Le dimissioni di Luigi Di Maio erano nell’aria già da tempo. Non stupiscono più di tanto poi se si considera che fra qualche giorno ci saranno le tanto attese elezioni regionali in Emilia Romagna che, probabilmente, definiranno le sorti (e forse la morte) del governo giallo-rosso. Quel governo che proprio Di Maio era contrario a strutturare, ma che per volere di Beppe Grillo poi ha accettato. E ora, tirandosi indietro, sembra essersi voluto mettere da parte qualche secondo prima del disastro, per ripararsi e ripresentarsi successivamente come il salvatore della Patria.
Dimissioni di Luigi Di Maio, coraggio nell’abbandonare il ruolo o paura di essere lasciato fuori?
Le criticità espresse riguardo a Luigi Di Maio sono sempre state tante. Una figura poco carismatica, che è sembrata costantemente non adatta al ruolo che gli si chiedeva di ricoprire. Ma Di Maio è anche un uomo di 33 anni che è già stato vice primo ministro del Consiglio, ministro del Lavoro e dello Sviluppo economico, degli Affari esteri; è stato il leader di un partito che ha sfiorato la maggioranza assoluta nelle ultime elezioni: insomma, tutto sbagliato non sarà. Però sicuramente non sufficientemente di carattere per reggere le dure leggi della politica, e le volontà del grande capo Beppe Grillo. E quindi a un certo punto ha mollato: perché? Perché un leader non sopravvive alla sconfitta della sua linea politica e quindi Di Maio, come altri prima di lui, ha lasciato la barca prima che affondasse. Forse per ritornare più forte di prima.
Luigi Di Maio non è stato l’unico fallimento del Movimento 5 Stelle. Lo è stata l’idea di considerare il M5S l’ago della bilancia del governo giallo-rosso, scegliendo di volta in volta con chi allearsi pur di stare dentro alla maggioranza, vendendosi come merce al mercato: al miglior offerente. E di questo hanno dovuto rispondere, i grillini, perdendo di giorno in giorno sempre più consensi e contemporaneamente dimostrando l’incapacità di percorrere le linee guida e i dogmi che gli avevano permesso di sedere sulle poltrone dei Palazzoni romani. Insomma: hanno tradito i loro elettori, e Di Maio lo sa. Per questo ora si è tagliato fuori, a pochi giorni dalla presunta tempesta politica, per uscirne il più illeso possibile e, dopo gli Stati Generali, ritornare alla carica.
Luigi Di Maio e Beppe Grillo, è finito l’amore?

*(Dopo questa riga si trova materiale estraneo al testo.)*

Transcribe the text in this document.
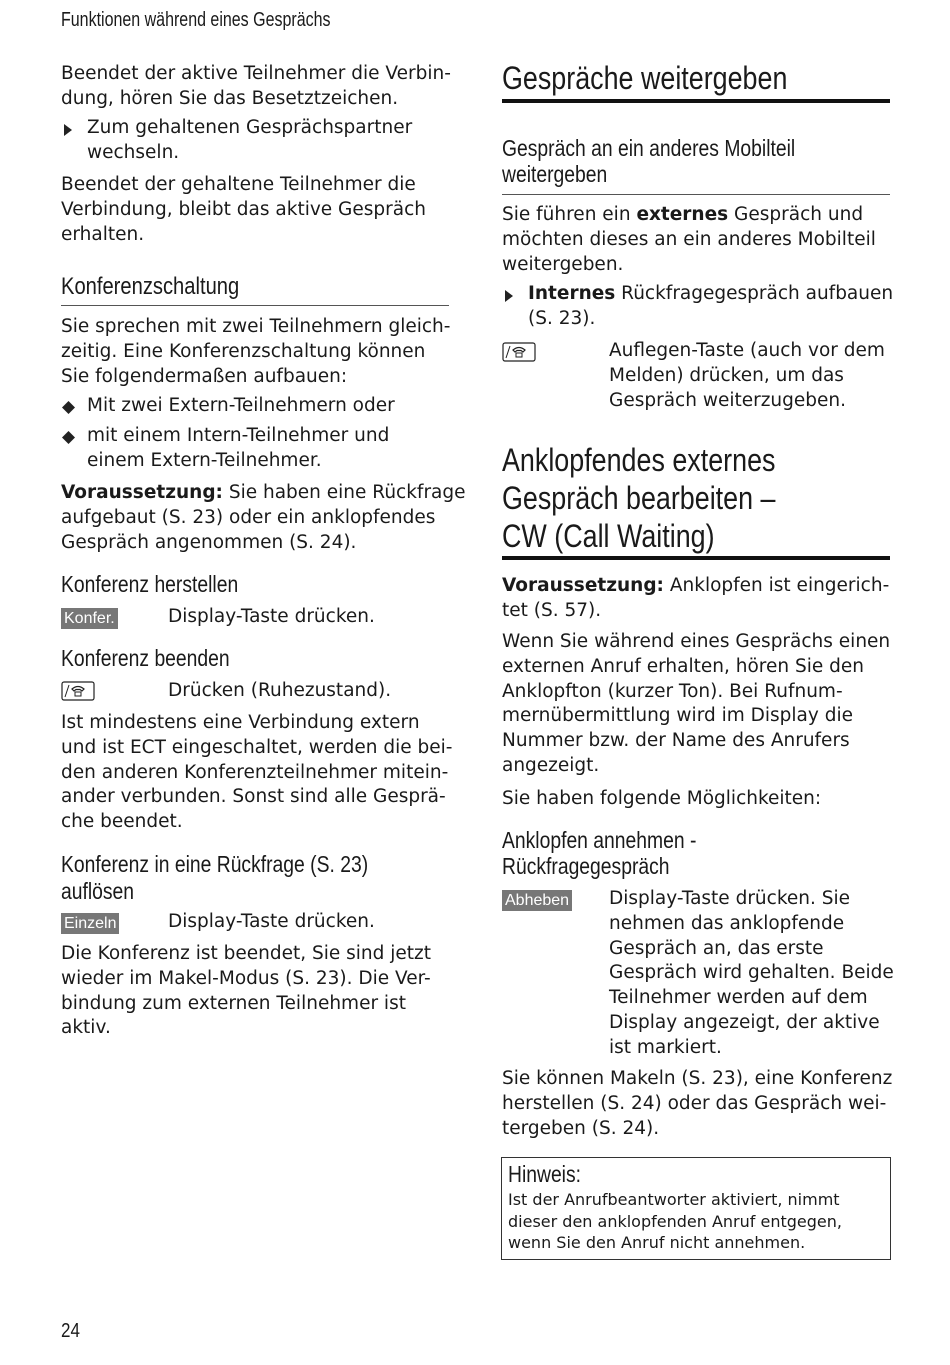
Funktionen während eines Gesprächs

Beendet der aktive Teilnehmer die Verbin-
dung, hören Sie das Besetztzeichen.

Zum gehaltenen Gesprächspartner
wechseln.

Beendet der gehaltene Teilnehmer die
Verbindung, bleibt das aktive Gespräch
erhalten.

Konferenzschaltung

Sie sprechen mit zwei Teilnehmern gleich-
zeitig. Eine Konferenzschaltung können
Sie folgendermaßen aufbauen:

Mit zwei Extern-Teilnehmern oder

mit einem Intern-Teilnehmer und
einem Extern-Teilnehmer.

Voraussetzung: Sie haben eine Rückfrage
aufgebaut (S. 23) oder ein anklopfendes
Gespräch angenommen (S. 24).

Konferenz herstellen
Konfer.	Display-Taste drücken.
Konferenz beenden
Drücken (Ruhezustand).

Ist mindestens eine Verbindung extern
und ist ECT eingeschaltet, werden die bei-
den anderen Konferenzteilnehmer mitein-
ander verbunden. Sonst sind alle Gesprä-
che beendet.

Konferenz in eine Rückfrage (S. 23)
auflösen
Einzeln	Display-Taste drücken.

Die Konferenz ist beendet, Sie sind jetzt
wieder im Makel-Modus (S. 23). Die Ver-
bindung zum externen Teilnehmer ist
aktiv.

Gespräche weitergeben
Gespräch an ein anderes Mobilteil
weitergeben

Sie führen ein externes Gespräch und
möchten dieses an ein anderes Mobilteil
weitergeben.

Internes Rückfragegespräch aufbauen
(S. 23).

Auflegen-Taste (auch vor dem
Melden) drücken, um das
Gespräch weiterzugeben.

Anklopfendes externes
Gespräch bearbeiten –
CW (Call Waiting)

Voraussetzung: Anklopfen ist eingerich-
tet (S. 57).

Wenn Sie während eines Gesprächs einen
externen Anruf erhalten, hören Sie den
Anklopfton (kurzer Ton). Bei Rufnum-
mernübermittlung wird im Display die
Nummer bzw. der Name des Anrufers
angezeigt.

Sie haben folgende Möglichkeiten:

Anklopfen annehmen -
Rückfragegespräch
Abheben Display-Taste drücken. Sie
nehmen das anklopfende
Gespräch an, das erste
Gespräch wird gehalten. Beide
Teilnehmer werden auf dem
Display angezeigt, der aktive
ist markiert.

Sie können Makeln (S. 23), eine Konferenz
herstellen (S. 24) oder das Gespräch wei-
tergeben (S. 24).

Hinweis:
Ist der Anrufbeantworter aktiviert, nimmt
dieser den anklopfenden Anruf entgegen,
wenn Sie den Anruf nicht annehmen.
24
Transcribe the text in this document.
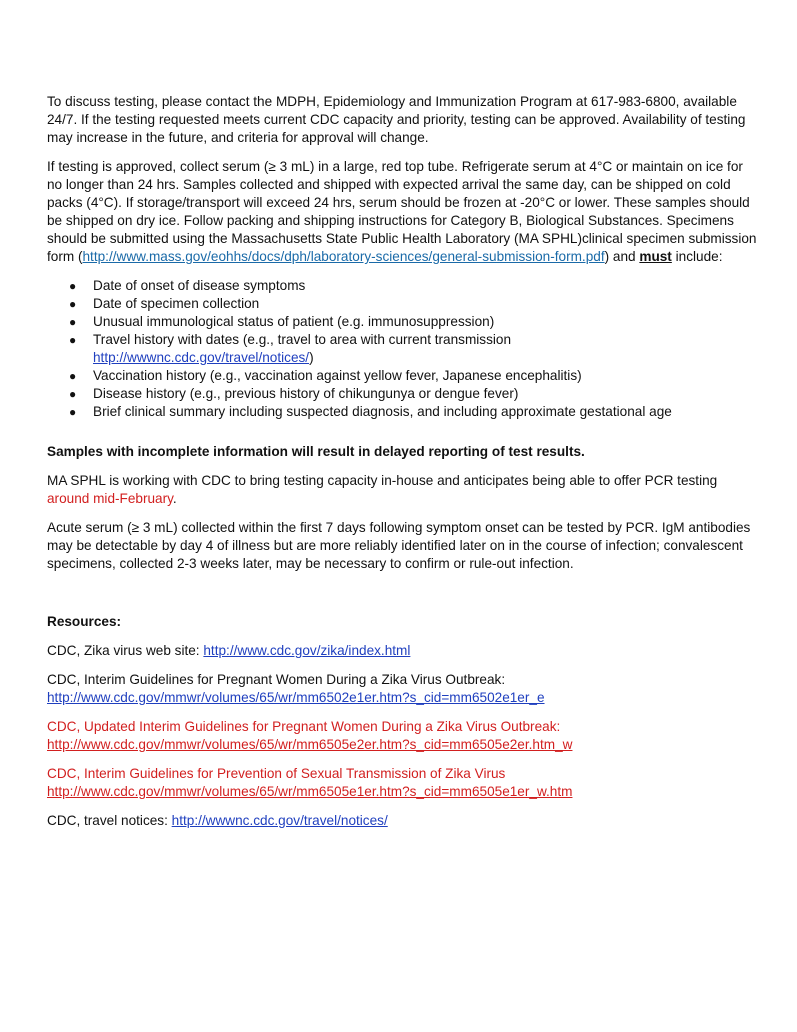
To discuss testing, please contact the MDPH, Epidemiology and Immunization Program at 617-983-6800, available 24/7. If the testing requested meets current CDC capacity and priority, testing can be approved. Availability of testing may increase in the future, and criteria for approval will change.

If testing is approved, collect serum (≥ 3 mL) in a large, red top tube. Refrigerate serum at 4°C or maintain on ice for no longer than 24 hrs. Samples collected and shipped with expected arrival the same day, can be shipped on cold packs (4°C). If storage/transport will exceed 24 hrs, serum should be frozen at -20°C or lower. These samples should be shipped on dry ice. Follow packing and shipping instructions for Category B, Biological Substances. Specimens should be submitted using the Massachusetts State Public Health Laboratory (MA SPHL)clinical specimen submission form (http://www.mass.gov/eohhs/docs/dph/laboratory-sciences/general-submission-form.pdf) and must include:

● Date of onset of disease symptoms
● Date of specimen collection
● Unusual immunological status of patient (e.g. immunosuppression)
● Travel history with dates (e.g., travel to area with current transmission
http://wwwnc.cdc.gov/travel/notices/)
● Vaccination history (e.g., vaccination against yellow fever, Japanese encephalitis)
● Disease history (e.g., previous history of chikungunya or dengue fever)
● Brief clinical summary including suspected diagnosis, and including approximate gestational age

Samples with incomplete information will result in delayed reporting of test results.

MA SPHL is working with CDC to bring testing capacity in-house and anticipates being able to offer PCR testing around mid-February.

Acute serum (≥ 3 mL) collected within the first 7 days following symptom onset can be tested by PCR. IgM antibodies may be detectable by day 4 of illness but are more reliably identified later on in the course of infection; convalescent specimens, collected 2-3 weeks later, may be necessary to confirm or rule-out infection.

Resources:

CDC, Zika virus web site: http://www.cdc.gov/zika/index.html

CDC, Interim Guidelines for Pregnant Women During a Zika Virus Outbreak:
http://www.cdc.gov/mmwr/volumes/65/wr/mm6502e1er.htm?s_cid=mm6502e1er_e

CDC, Updated Interim Guidelines for Pregnant Women During a Zika Virus Outbreak:
http://www.cdc.gov/mmwr/volumes/65/wr/mm6505e2er.htm?s_cid=mm6505e2er.htm_w

CDC, Interim Guidelines for Prevention of Sexual Transmission of Zika Virus
http://www.cdc.gov/mmwr/volumes/65/wr/mm6505e1er.htm?s_cid=mm6505e1er_w.htm

CDC, travel notices: http://wwwnc.cdc.gov/travel/notices/
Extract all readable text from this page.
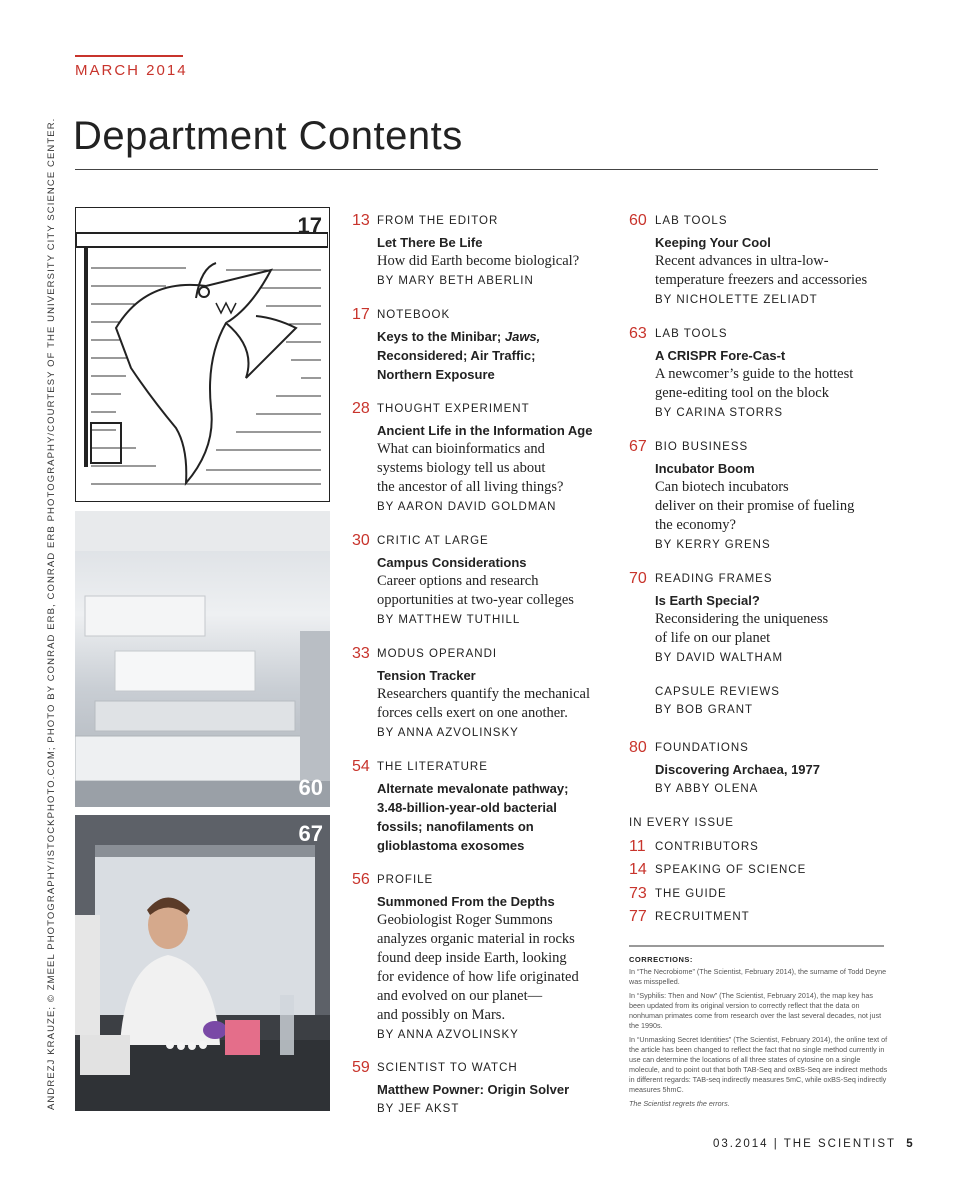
MARCH 2014
Department Contents
ANDREZJ KRAUZE; © ZMEEL PHOTOGRAPHY/ISTOCKPHOTO.COM; PHOTO BY CONRAD ERB, CONRAD ERB PHOTOGRAPHY/COURTESY OF THE UNIVERSITY CITY SCIENCE CENTER.	17
60
67
13 FROM THE EDITOR
Let There Be Life
How did Earth become biological?
BY MARY BETH ABERLIN
17 NOTEBOOK
Keys to the Minibar; Jaws,
Reconsidered; Air Traffic;
Northern Exposure
28 THOUGHT EXPERIMENT
Ancient Life in the Information Age
What can bioinformatics and
systems biology tell us about
the ancestor of all living things?
BY AARON DAVID GOLDMAN
30 CRITIC AT LARGE
Campus Considerations
Career options and research
opportunities at two-year colleges
BY MATTHEW TUTHILL
33 MODUS OPERANDI
Tension Tracker
Researchers quantify the mechanical
forces cells exert on one another.
BY ANNA AZVOLINSKY
54 THE LITERATURE
Alternate mevalonate pathway;
3.48-billion-year-old bacterial
fossils; nanofilaments on
glioblastoma exosomes
56 PROFILE
Summoned From the Depths
Geobiologist Roger Summons
analyzes organic material in rocks
found deep inside Earth, looking
for evidence of how life originated
and evolved on our planet—
and possibly on Mars.
BY ANNA AZVOLINSKY
59 SCIENTIST TO WATCH
Matthew Powner: Origin Solver
BY JEF AKST
60 LAB TOOLS
Keeping Your Cool
Recent advances in ultra-low-
temperature freezers and accessories
BY NICHOLETTE ZELIADT
63 LAB TOOLS
A CRISPR Fore-Cas-t
A newcomer’s guide to the hottest
gene-editing tool on the block
BY CARINA STORRS
67 BIO BUSINESS
Incubator Boom
Can biotech incubators
deliver on their promise of fueling
the economy?
BY KERRY GRENS
70 READING FRAMES
Is Earth Special?
Reconsidering the uniqueness
of life on our planet
BY DAVID WALTHAM
CAPSULE REVIEWS
BY BOB GRANT
80 FOUNDATIONS
Discovering Archaea, 1977
BY ABBY OLENA
IN EVERY ISSUE
11 CONTRIBUTORS
14 SPEAKING OF SCIENCE
73 THE GUIDE
77 RECRUITMENT
CORRECTIONS:

In “The Necrobiome” (The Scientist, February 2014), the surname of Todd Deyne was misspelled.

In “Syphilis: Then and Now” (The Scientist, February 2014), the map key has been updated from its original version to correctly reflect that the data on nonhuman primates come from research over the last several decades, not just the 1990s.

In “Unmasking Secret Identities” (The Scientist, February 2014), the online text of the article has been changed to reflect the fact that no single method currently in use can determine the locations of all three states of cytosine on a single molecule, and to point out that both TAB-Seq and oxBS-Seq are indirect methods in different regards: TAB-seq indirectly measures 5mC, while oxBS-Seq indirectly measures 5hmC.

The Scientist regrets the errors.

03.2014 | THE SCIENTIST 5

In tutto questo, il ruolo di Beppe Grillo qual è? Tra i retroscena c’è anche la classica “telefonata dal bunker”: come rivelato da Simone Cannettieri sul Messaggero, Luigi Di Maio prima di ufficializzare le sue dimissioni ha chiamato Grillo ammettendo di non farcela più, di essere “stanco, deluso, incaz****”, perché “è impossibile andare avanti così”. E poi ha tirato in ballo Alessandro Di Battista, anche lui da sempre contrario alla coalizione del Movimento 5 Stelle con il Partito Democratico: “Potrei fare una cosa con Dibba, un domani”. D’altronde, Di Maio stesso afferma che è finita un’era. E forse intende anche quella del governo giallo-rosso.
Ma chi prenderà il suo posto? Dopo il congresso di marzo, se lo riconquisterà o questa è solamente una manovra per far rientrare sul palco anche Beppe Grillo e, soprattutto, per ricucire i rapporti visto che “qualcosa si è rotto, inutile nascondercelo”? Alcuni sostengono addirittura che il posto sarà occupato dal giornalista Marco Travaglio. O forse a questo punto Alessandro Di Battista, l’uomo in perenne attesa di entrare in campo si convincerà a tornare dall’Iran se la proposta sarà abbastanza allettante. Non dimentichiamoci poi di Roberto Fico. Insomma, è difficile dirlo. Lo scopriremo a breve però, visto che secondo lo statuto del M5s (art. 7, lettera d), in questa fase transitoria il Comitato di garanzia dei pentastellati ha 30 giorni di tempo per indire nuove elezioni interne ed eleggere il nuovo Capo politico del partito.